Ricotta di soia autoprodotta | Vegan | Filippo Prime

Uno degli ostacoli più grossi che incontrano le persone che si approcciano ad un’alimentazione vegana è senz’altro l’assenza in commercio di prodotti (in forma vegetale) molto simili a quelli abituali. E quindi che si fa? Ci si rinuncia? Assolutamente no!
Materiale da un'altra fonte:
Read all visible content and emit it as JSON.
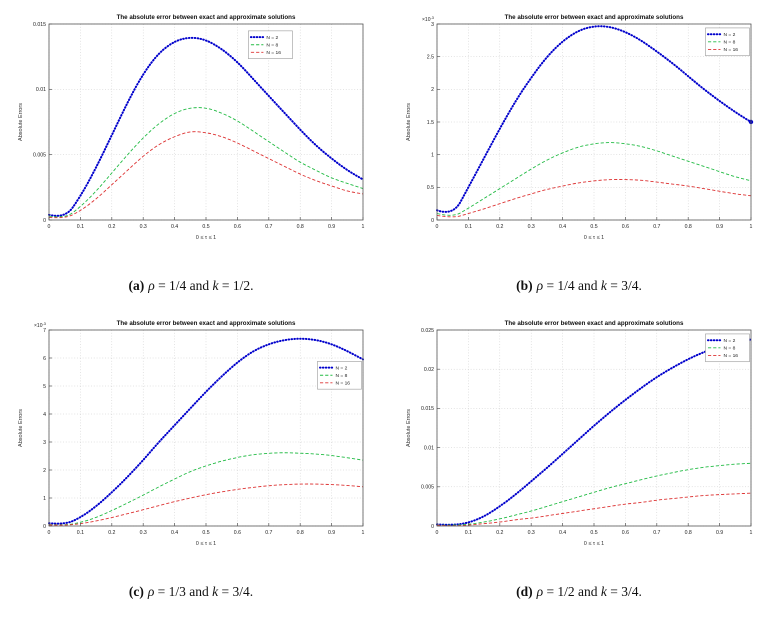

Basta autoprodurli personalmente e oltre ad essere una soluzione soddisfacente è senz’altro più salutare ed economica.

INGREDIENTI

  • 100gr soia gialla secca
  • 1lt acqua
  • 30ml succo di limone
  • Un pizzico di sale fino

PROCEDIMENTO

Iniziate mettendo in ammollo, in una terrina, la soia per almeno 18 ore coprendola con abbondante acqua che andrebbe cambiata preferibilmente ogni 6 ore. Quando si sarà reidratata per bene portate a bollore un litro di acqua in una casseruola, scolatela e fatela cuocere per 15 minuti.

Spegnete il fuoco e con l’aiuto di un frullatore ad immersione tritate la soia con l’acqua direttamente nella casseruola fino ad ottenere una purea liscia. Foderate un colapasta con una garza sterile (per medicazioni) e versateci dentro il composto per separare il liquido dai residui della soia.

La parte solida rimasta sulla garza viene chiamata Okara e generalmente si può sfruttare per realizzare delle polpette o dei ripieni essendo ricca di proteine. Il liquido ottenuto invece sarà ciò che andremo ad utilizzare per realizzare la ricotta e altro non è che il latte di soia.

Versate nuovamente il latte nella casseruola e portatelo quasi a bollore. Spegnete il fuoco un attimo prima e trasferitelo in una terrina di vetro (plastica e metallo non sono materiali indicati per questa ricetta). Aggiungete il succo di limone, rimestate, e coprite la terrina con della pellicola trasparente.

Lasciate riposare per 10 minuti quindi utilizzate nuovamente il colapasta rivestito con la garza per separare il latte dai fiocchi che si sono formati durante la cagliatura. Lasciateli riposare nel colapasta per almeno un’ora per far sì che rilascino la maggior parte di siero.

Infine aggiungete il sale, mescolate delicatamente e trasferite la ricotta in una fuscella per formaggi così prenderà la classica forma. Se non ne avete una lasciate semplicemente la ricotta in un piccolo colino posizionandolo sopra una tazza.

La ricotta è pronta per essere gustata al naturale, magari spalmandola sul pane caldo, oppure utilizzata per condire la pasta o per la farcia di svariate torte salate. Può essere aromatizzata a piacere con erbe aromatiche e si conserva in frigorifero per massimo 3 giorni.